Integre Hilfswerke legen ihre Finanzen offen

Doch bei der aktuell hohen Hilfsbereitschaft bitten auch zahlreiche kleine, nicht zertifizierte Organisationen in Spendenaufrufen, Kettenbriefen und Petitionen um Unterstützung. Wie erkenne ich, ob mein Geld bei diesen Hilfswerken gut aufgehoben ist? «Auch wenn Transparenz und Evaluation im Moment, wenn schnell geholfen werden muss, nicht an oberster Stelle stehen, sollte man sich ein Bild verschaffen, was das Hilfswerk bisher gemacht hat», erklärt Martina Ziegerer. Gut auffindbare Tätigkeitsberichte und Jahresrechnungen sind Anhaltspunkte, um in Erfahrung zu bringen, wie viel Geld wirklich dort ankommt, wo geholfen werden soll. Die Zewo bezeichnet ein Hilfswerk als effizient, wenn 65 Prozent des Aufwands in die Projektarbeit fliessen – also nicht zu viel in Administration.

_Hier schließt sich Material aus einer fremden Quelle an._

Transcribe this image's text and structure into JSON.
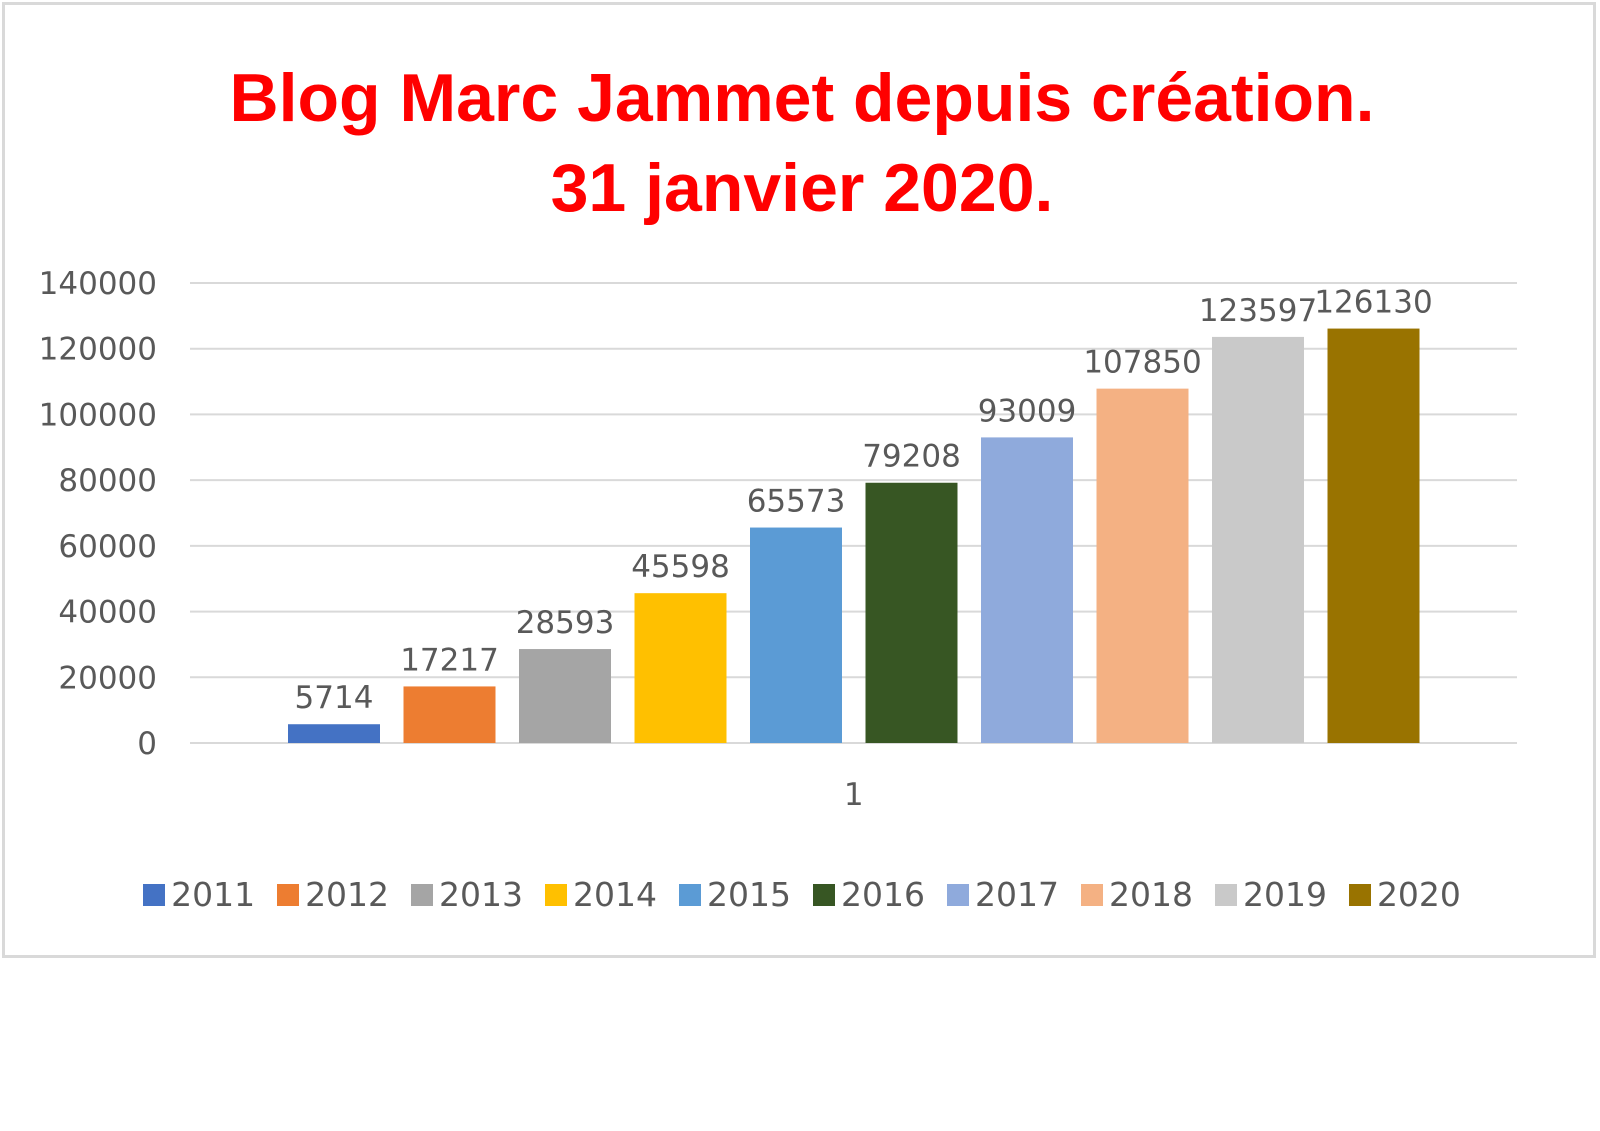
{
  "chart_data": {
    "type": "bar",
    "title_lines": [
      "Blog Marc Jammet depuis création.",
      "31 janvier 2020."
    ],
    "categories": [
      "1"
    ],
    "yticks": [
      0,
      20000,
      40000,
      60000,
      80000,
      100000,
      120000,
      140000
    ],
    "ylim": [
      0,
      140000
    ],
    "grid": true,
    "legend_position": "bottom",
    "series": [
      {
        "name": "2011",
        "values": [
          5714
        ],
        "color": "#4472c4"
      },
      {
        "name": "2012",
        "values": [
          17217
        ],
        "color": "#ed7d31"
      },
      {
        "name": "2013",
        "values": [
          28593
        ],
        "color": "#a5a5a5"
      },
      {
        "name": "2014",
        "values": [
          45598
        ],
        "color": "#ffc000"
      },
      {
        "name": "2015",
        "values": [
          65573
        ],
        "color": "#5b9bd5"
      },
      {
        "name": "2016",
        "values": [
          79208
        ],
        "color": "#375623"
      },
      {
        "name": "2017",
        "values": [
          93009
        ],
        "color": "#8faadc"
      },
      {
        "name": "2018",
        "values": [
          107850
        ],
        "color": "#f4b183"
      },
      {
        "name": "2019",
        "values": [
          123597
        ],
        "color": "#c9c9c9"
      },
      {
        "name": "2020",
        "values": [
          126130
        ],
        "color": "#997300"
      }
    ]
  }
}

Es gibt aber durchaus auch einige «Red Flags», auf die Spendende achten sollen – also Warnsignale, dass dem Spendenaufruf lieber nicht getraut werden soll:

  • Wenn nicht ersichtlich ist, wer überhaupt hinter dem Spendenaufruf steckt – wenn der Aufruf also keinen klaren Absender hat.
  • Wenn keine oder kaum Fakten zur bisherigen Tätigkeit in Form von Tätigkeitsberichten oder Jahresrechnungen auffindbar sind.
  • Wenn die Appelle übertrieben emotional sind – seriöse Hilfsorganisationen werben nicht mit den absolut dramatischsten Bildern von Krieg, Leid und Tod.
  • Wenn die Appelle besonders dringlich sind – eine Spende will gut überlegt sein und die Hilfswerke brauchen auch in einigen Wochen noch Unterstützung.

Zudem führt die Zewo eine Liste mit Organisationen, die aus ihrer Sicht nicht vertrauenswürdig sind und gewisse Standards nicht erfüllen.

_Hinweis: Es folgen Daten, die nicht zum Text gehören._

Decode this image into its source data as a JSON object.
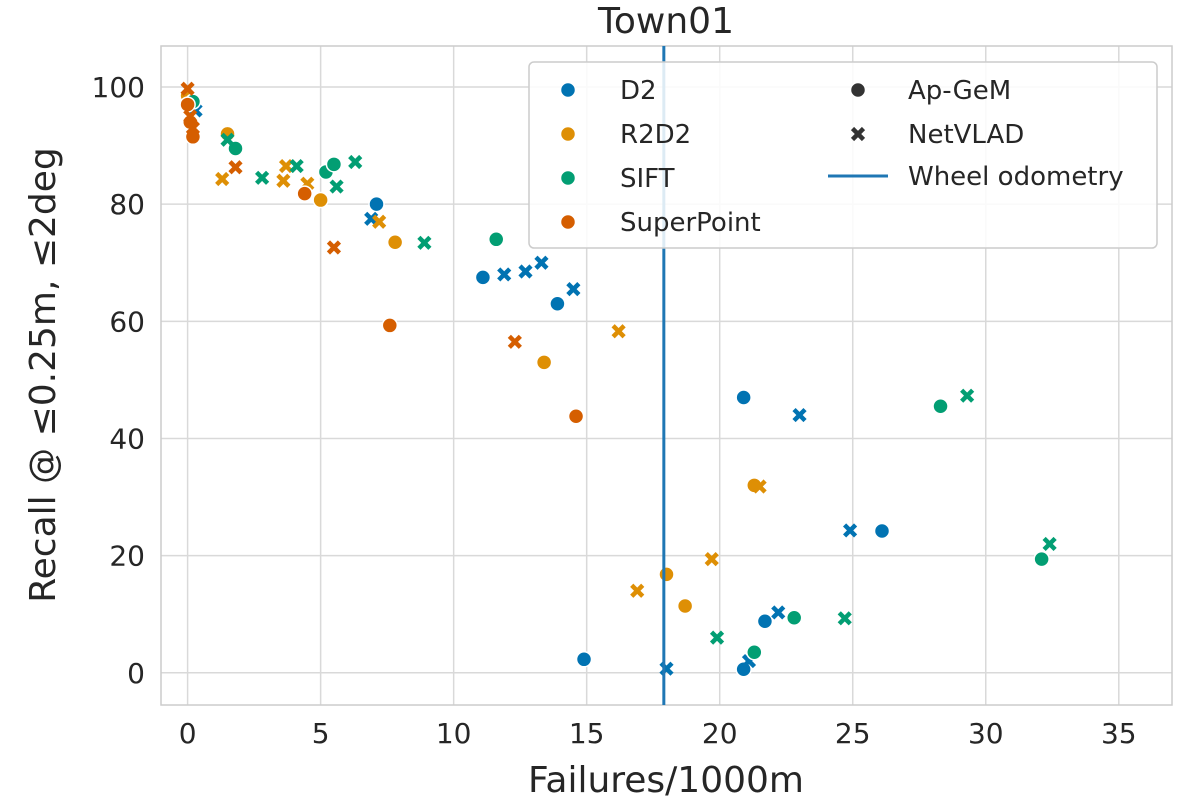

Kann man privaten Initiativen trauen?

Aktuell gehen viele Spendenaufrufe auch von privaten Initiativen aus. «Es kann durchaus sinnvoll sein, solche Initiativen zu unterstützen, wenn diese Menschen Kontakt in die Konfliktregion haben und so genau wissen, welche Güter gebraucht werden», sagt die Zewo-Geschäftsführerin Martina Ziegerer. Private Initiativen zu überprüfen ist allerdings schwierig, da es keine Rechenschaftsberichte über die Tätigkeiten gibt. Also muss man wissen, dass den entsprechenden Personen vertraut werden kann und dass sie auch die Kompetenz haben, zum Beispiel Kleidung, Hygieneartikel oder Medikamente in das Kriegsgebiet zu liefern. «Es gibt viele Spendenaufrufe, die gut gemeint sind. Doch Sachspenden sortieren, lagern, transportieren und an einem sicheren Ort zu übergeben, ohne sich selbst zu gefährden, benötigt mehr als guten Willen», sagt Ziegerer.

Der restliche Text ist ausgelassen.